RDJ134 1 april 2016 om 15:00 uur

De eerste Alice in Wonderland film was afkomstig van Tim Burton, die netjes bedankt heeft voor het vervolg dat nu zal gaan verschijnen onder de titel Alice Through The Looking Glass. Deze keer is het James Bobin verantwoordelijk voor de film en deze heeft ook The Muppets films gemaakt, en deze had een interview met de website Collider en daar van kan je hier onder alvast een stukje lezen.


How did this project first emerge?

JAMES BOBIN
: (Laughs) Let me cast my mind back. I was at Disney. I was working for Disney, and I was finishing Muppets Most Wanted, and I was talking about other things that they were thinking about getting involved with. They mentioned Alice and I said, "I know Alice very well," because in England it's a book that your grandparents have at their house, your parents have at their house, and I have at my house. It's a thing that everyone knows. You grew up with it. I've always loved Alice and I've always loved Lewis Carroll. I love his kind of tone and his intelligence. So, it was the chance to work on a sequel to Tim's movie, which I could then bring some of my sensibility to in terms of my comedic background. I've always thought that Lewis Carroll himself had a certain comedy tinge to him. He was a guy who was a satirist. He really was a social commentator in many ways and was trying to satirize Victorian society. If you look at English comedy, we've always liked satire and surrealism from him to Edward Lear to The Goon Show to Monty Python. There's a very singular line of that in what we find funny as a nation, and what I find funny, because I'm from there. I felt I could bring some of that to this world in a successful way, and I hope that's what I've done.

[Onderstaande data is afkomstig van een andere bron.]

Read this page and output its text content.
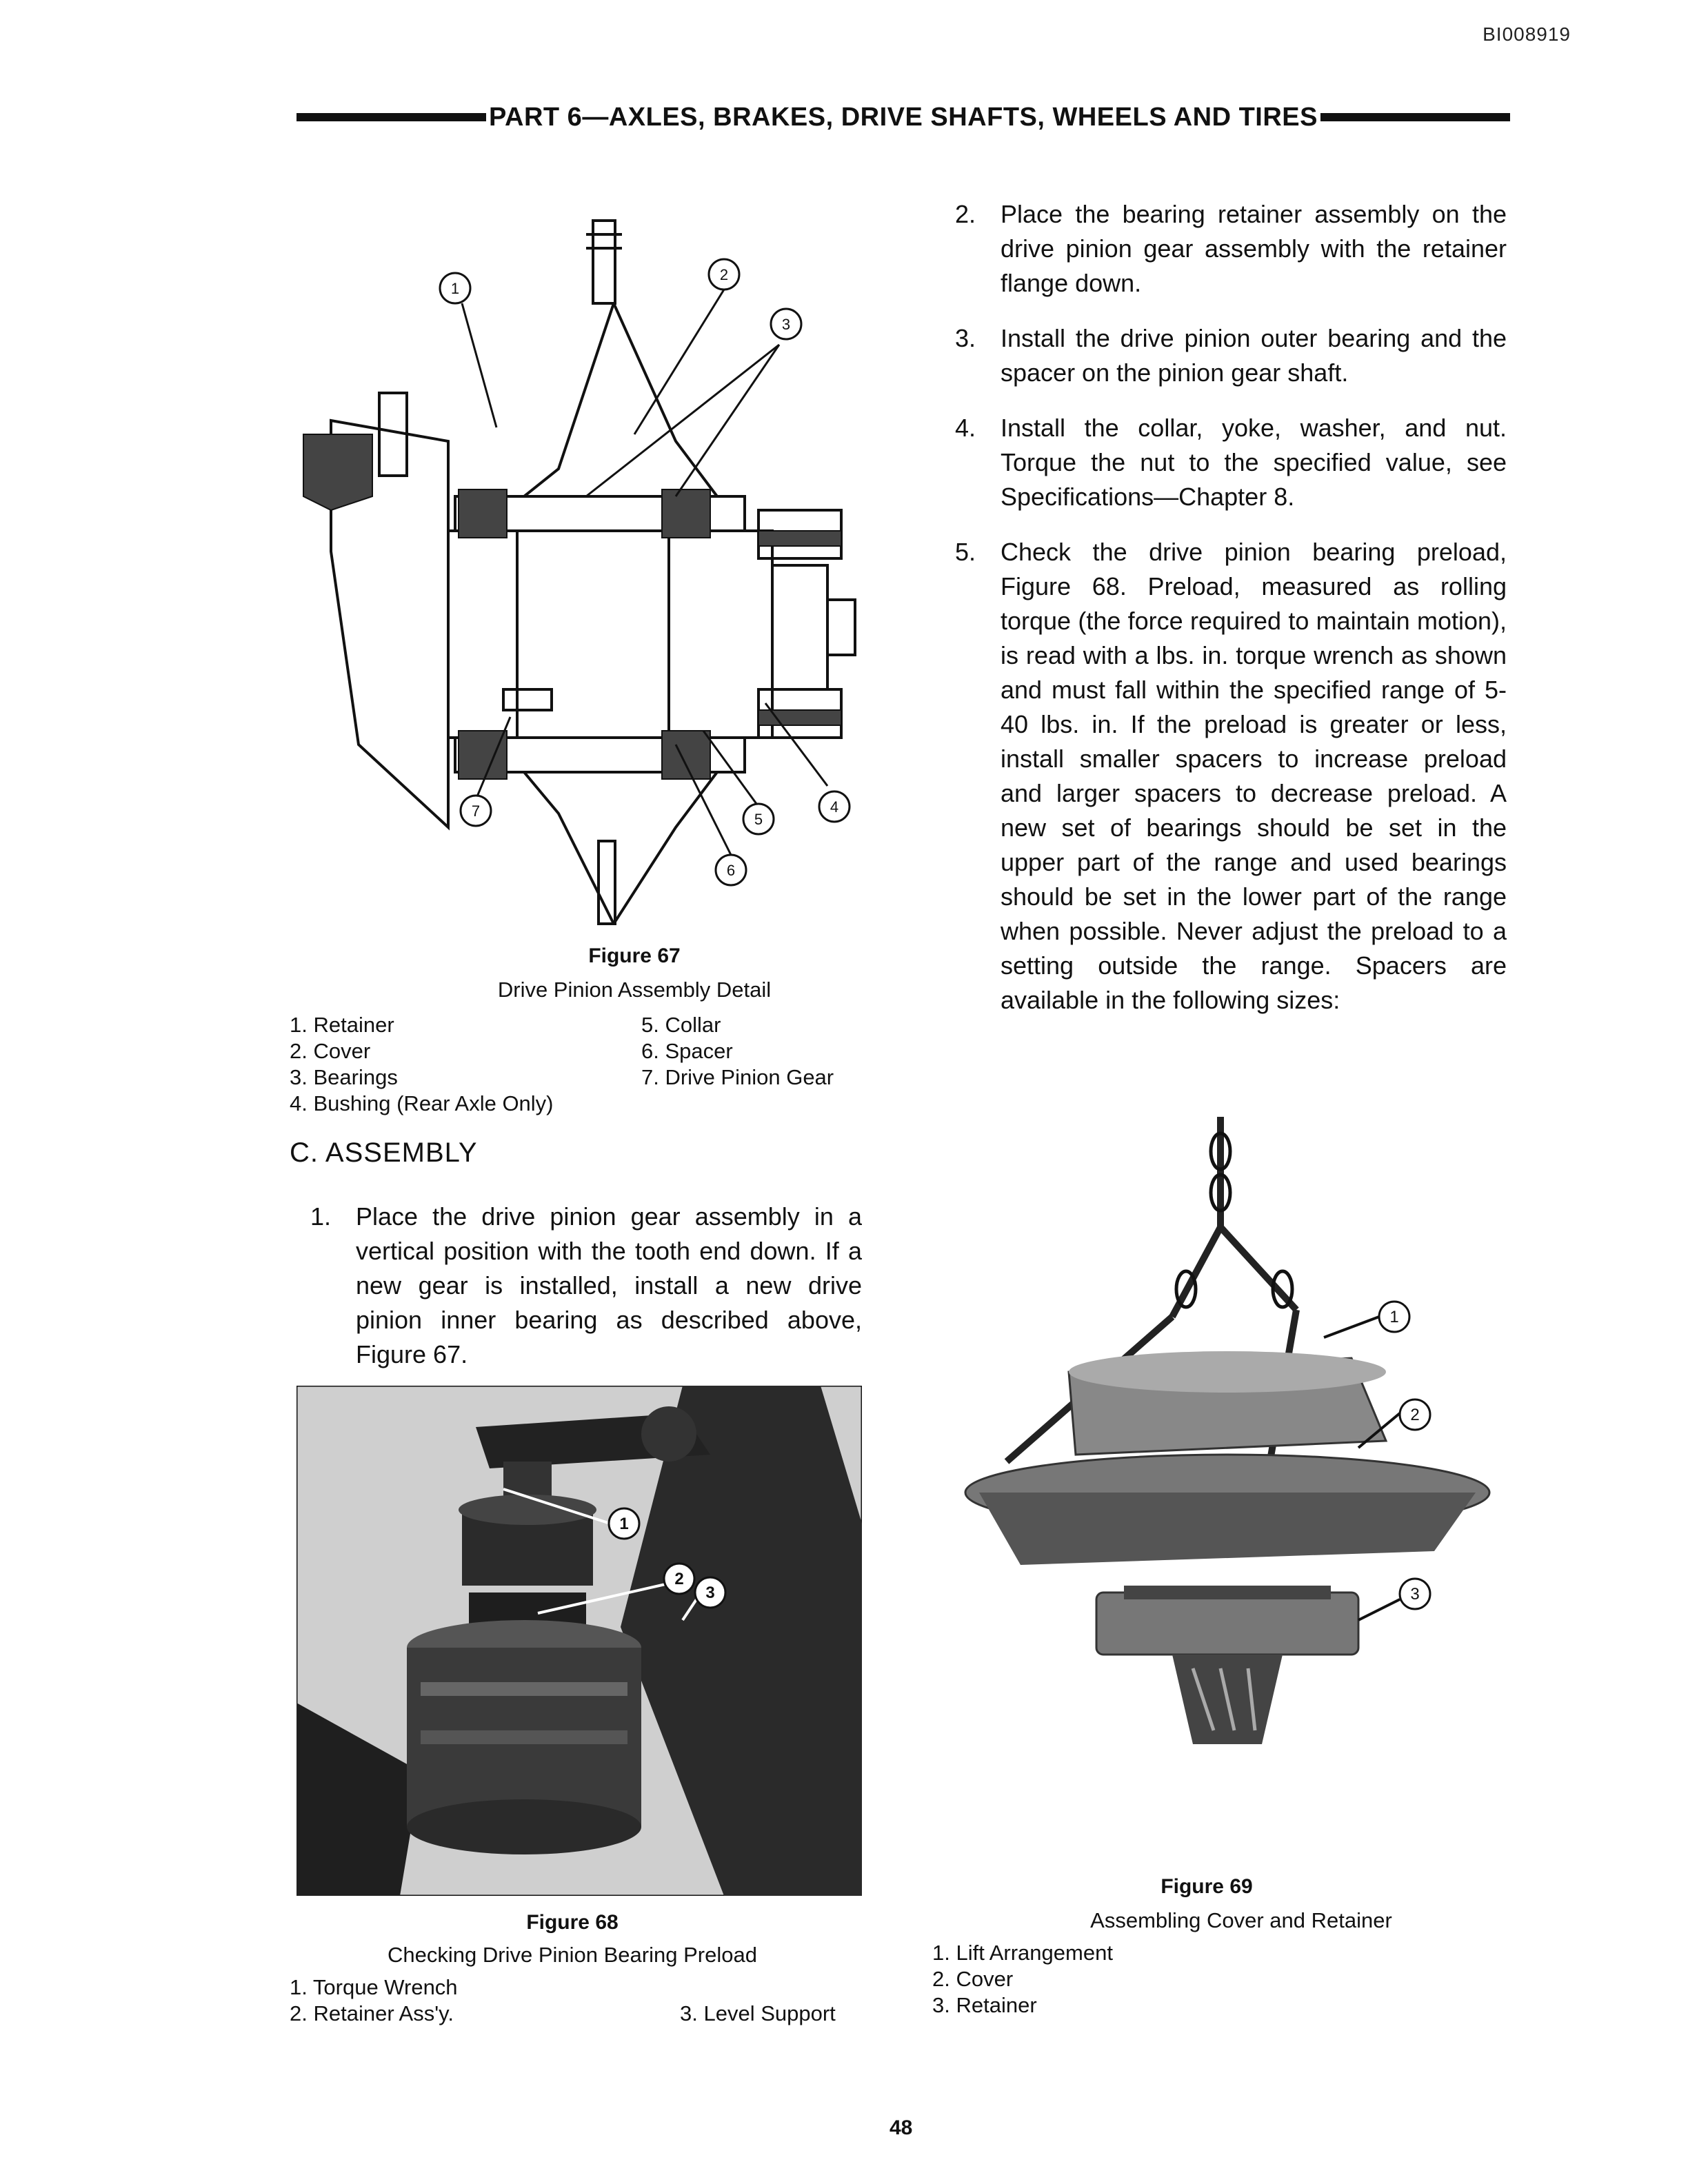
BI008919
PART 6—AXLES, BRAKES, DRIVE SHAFTS, WHEELS AND TIRES
1
2
3
4
5
6
7
Figure 67
Drive Pinion Assembly Detail
1. Retainer
2. Cover
3. Bearings
4. Bushing (Rear Axle Only)
5. Collar
6. Spacer
7. Drive Pinion Gear
C. ASSEMBLY
1. Place the drive pinion gear assembly in a vertical position with the tooth end down. If a new gear is installed, install a new drive pinion inner bearing as described above, Figure 67.
1
2
3
Figure 68
Checking Drive Pinion Bearing Preload
1. Torque Wrench
2. Retainer Ass'y.	3. Level Support
2. Place the bearing retainer assembly on the drive pinion gear assembly with the retainer flange down.
3. Install the drive pinion outer bearing and the spacer on the pinion gear shaft.
4. Install the collar, yoke, washer, and nut. Torque the nut to the specified value, see Specifications—Chapter 8.
5. Check the drive pinion bearing preload, Figure 68. Preload, measured as rolling torque (the force required to maintain motion), is read with a lbs. in. torque wrench as shown and must fall within the specified range of 5-40 lbs. in. If the preload is greater or less, install smaller spacers to increase preload and larger spacers to decrease preload. A new set of bearings should be set in the upper part of the range and used bearings should be set in the lower part of the range when possible. Never adjust the preload to a setting outside the range. Spacers are available in the following sizes:
1
2
3
Figure 69
Assembling Cover and Retainer
1. Lift Arrangement
2. Cover
3. Retainer
48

How do the CG characters in this movie compare to working with The Muppets?

BOBIN
: They're hugely different. Muppets was very much an exercise in anti-CG and the anti-effects world. It was very much in camera. We wanted to create a world where tangible puppets walked around and talked to each other. You could touch them. You could meet them. This is the other end of the spectrum, and that's why I liked it, because I wanted to do something completely different. As a director, obviously you should challenge yourself. It's important, because it's this thing that takes you away from your family for years. You have to really love the thing you're doing. It's very important.